To treat people the way you want to be treated. It’s true of any profession and in all walks of life.


Austin Aguilar, RN
Psychiatric ICU, Della Martin Center
Huntington Hospital, Pasadena

What do you love about your specialty?

Psychiatric nursing involves a lot of getting to know your patients and seeing how their lives are affected by their mental health. It’s rewarding to see patients stabilize and find new ways to cope, manage and live their lives.

What are some of your professional goals?

I hope to achieve board certification as a psych RN, but I also wish to pursue my master’s in nursing, possibly with a focus on nursing leadership or health administration. Please share a meaningful patient experience. Although there’s been progress since I became an RN, mental illness is still heavily stigmatized, even more so for a child or teen who is trying to fit in and find their identity. I have worked with patients as young as 5, and it’s rewarding to help them recognize that their illness doesn’t make them any less of a person. Some people need help, and that’s okay! No one is perfect.

How has the pandemic influenced your nursing experience?

It’s inspired me to allow myself more time to meditate, decompress and relax. I’ve also been practicing addressing issues right away rather than letting things linger. Sometimes, it’s the small things that need attention right now.

What advice have you really taken to heart during your nursing career?

To trust your colleagues and team. Inpatient psych is unpredictable, with many difficult and complex situations, so it’s important to build trust amongst your team members. Communication and teamwork are vital for the safety of our patients and our peers.


Arturo Arriola, RN
Clinical Shift Manager, Cardiovascular ICU
AHMC Anaheim Regional Medical Center

What do you love about your specialty?

I love getting to see a very sick patient transform into a lively, healthy person. The ever-evolving world of cardiac intervention is also fun. There’s always a new device or gadget to make patients’ lives better.

What are some of your professional goals?

An area where I strive to improve is talking to people. Being able to really talk and listen is a skill that takes time to perfect.

Please share a meaningful patient experience.

My most memorable experience was when my father underwent open heart surgery. It showed me how important communication is — not only with the patient, but also with their family. Nurse and doctor practices can seem strange from the outside looking in. It was an experience I will never forget, and it has made me a stronger nurse.

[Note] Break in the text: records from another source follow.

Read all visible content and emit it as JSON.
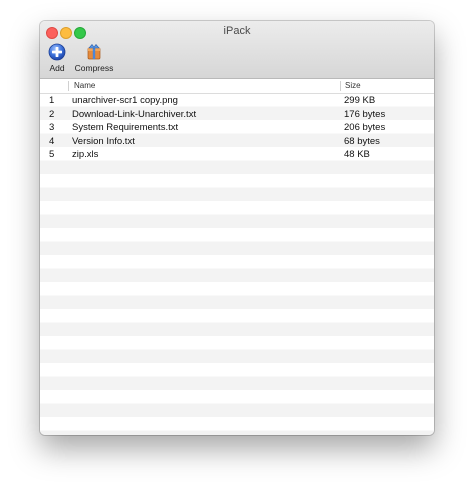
{
  "window": {
    "title": "iPack"
  },
  "toolbar": {
    "add_label": "Add",
    "compress_label": "Compress"
  },
  "table": {
    "columns": {
      "name": "Name",
      "size": "Size"
    },
    "rows": [
      {
        "index": "1",
        "name": "unarchiver-scr1 copy.png",
        "size": "299 KB"
      },
      {
        "index": "2",
        "name": "Download-Link-Unarchiver.txt",
        "size": "176 bytes"
      },
      {
        "index": "3",
        "name": "System Requirements.txt",
        "size": "206 bytes"
      },
      {
        "index": "4",
        "name": "Version Info.txt",
        "size": "68 bytes"
      },
      {
        "index": "5",
        "name": "zip.xls",
        "size": "48 KB"
      }
    ]
  },
  "colors": {
    "close": "#fc605c",
    "minimize": "#fdbc40",
    "maximize": "#34c84a",
    "add_icon": "#3a6fd8",
    "stripe": "#f3f3f3"
  },
  "icons": {
    "add": "add-icon",
    "compress": "compress-icon"
  }
}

How has the pandemic influenced your nursing experience?

The pandemic reaffirmed that I chose the right path in life. It has also made me cherish my time with my family and friends. Life is about how we spend the time we have.

What advice have you really taken to heart during your nursing career?

A neuro nurse once told me, “Be the duck.” He explained, “When you see a duck swimming, you think he’s just gliding along effortlessly, but below the waterline, his feet are moving nonstop.” That’s how you need to be: Your mind may be moving nonstop, but patients and families need to see someone who is calm and in control of the situation, so they can stay calm.


Erwin James Padolina Balingasa, RN, BSN
MICU/Neurology
Prime Healthcare – Centinela Hospital Medical Center, Inglewood

What do you love about your specialty?

I love being able to see a patient go from a poor prognosis to being alive and awake. Working in MICU has also changed how I see nursing. I’ve seen ICU nurses call the doctor to give orders and recommend plans, working side-by-side with the M.D. or NP.

What are some of your professional goals?

To be able to handle all kinds of critical care cases and make the right choices to help the patient with the knowledge and confidence of an experienced nurse.

Please share a meaningful patient experience.

I had a patient admitted for brain cancer. After spending two shifts with him, I came to know him and his life. He knew his time was coming, but he was ready and happy. All I could do was be there for him. It’s crazy to think how much you can learn and experience in just 24 hours with a person. This humbling experience reminded me to enjoy the life I have.

How has the pandemic influenced your nursing experience?

My nursing experience was born during the pandemic. I had just finished my degree from West Coast University in 2020, and was thrown into the fire as a new grad. In some ways, I appreciate that it allowed me to grow up as a nurse. I had to step up.

What advice have you really taken to heart during your nursing career?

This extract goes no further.